My name is Dr. Christopher Bryant, and I’m a queer man.
What are you passionate about?
Creativity! I’m a theatre-maker and author, but creativity exists in everything, not just ‘the arts’ - it’s in making a nice meal, in finding creative ways to support friends in need, or in the way you dress for any occasion.
How do you spend your time?
Reading, writing, sleeping. A lot of sleeping at the moment.
What does Pride mean to you?
To me, pride means being able to show up anywhere as your whole self. Being true to yourself.
What is your favourite thing about yourself?
I’m a caring person. Physical attributes are temporal, but I always want to care about the world, my place in it, and the people around me.

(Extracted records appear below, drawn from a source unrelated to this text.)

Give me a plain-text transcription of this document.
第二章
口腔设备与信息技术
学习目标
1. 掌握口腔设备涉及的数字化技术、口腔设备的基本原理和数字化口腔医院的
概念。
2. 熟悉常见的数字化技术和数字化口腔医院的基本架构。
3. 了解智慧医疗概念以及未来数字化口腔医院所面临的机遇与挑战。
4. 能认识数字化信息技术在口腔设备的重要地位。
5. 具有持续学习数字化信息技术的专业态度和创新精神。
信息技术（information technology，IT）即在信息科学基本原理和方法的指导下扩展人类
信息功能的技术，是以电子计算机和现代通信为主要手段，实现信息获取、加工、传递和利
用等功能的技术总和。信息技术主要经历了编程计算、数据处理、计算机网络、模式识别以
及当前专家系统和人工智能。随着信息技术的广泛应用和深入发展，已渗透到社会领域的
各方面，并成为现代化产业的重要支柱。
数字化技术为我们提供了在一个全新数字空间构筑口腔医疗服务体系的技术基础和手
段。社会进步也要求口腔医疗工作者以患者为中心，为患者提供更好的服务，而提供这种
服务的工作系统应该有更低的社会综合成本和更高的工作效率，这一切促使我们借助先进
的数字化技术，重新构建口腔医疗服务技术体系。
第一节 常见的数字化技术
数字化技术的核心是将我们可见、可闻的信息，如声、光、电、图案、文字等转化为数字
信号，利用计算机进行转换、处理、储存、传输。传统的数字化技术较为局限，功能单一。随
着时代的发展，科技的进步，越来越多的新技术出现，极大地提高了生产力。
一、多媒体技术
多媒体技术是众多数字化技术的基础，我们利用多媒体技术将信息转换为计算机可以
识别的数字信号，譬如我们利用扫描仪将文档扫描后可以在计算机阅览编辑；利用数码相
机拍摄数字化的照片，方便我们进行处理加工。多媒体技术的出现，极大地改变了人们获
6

What do people find surprising about you/what’s a cool thing?
I honestly am not sure how to answer this! I don't know. There are many things about myself I find cool, but I don't know what/if anyone finds surprising - or cool, for that matter. Also, what I find interesting about myself someone else may not.
What’s something you’re proud of?
I finished my Ph.D. in theatre and performance, May of this year!
Where/How do you stay connected?
The Internet is a wonderful and magical thing, and it’s allowed me to stay connected to community pretty successfully - having break out groups, or being able to check in with friends.
Where do people start if they want to connect?
Talk to your friends, and then talk to people beyond your friends - there are a lot of LGBTIQA people with disabilities out of there, the best way is to meet and speak to us!
What is one thing people can do to support LGBTIQA+ people with disabilities?
Talk to us, connect with us, and consider us.
Can you give us an example of practising self-advocacy?
In Midsumma this year I wrote and performed a show at Theatre Works (New Balance - hey, remember being in theatres and going places?) that quite directly dealt with the process of acquiring a disability; what that meant for me and my life. I don’t know that I had then even fully come to terms with it, and so it felt like a huge hurdle to get on a stage and grapple with the reality of my ‘new’ life. Essentially, I was pretty scared of coming out of this secondary ‘disability’ closet. Of course, it was all more than fine in the end - I performed the piece - and by being able to exist as my whole self, I found my friendships had strengthened.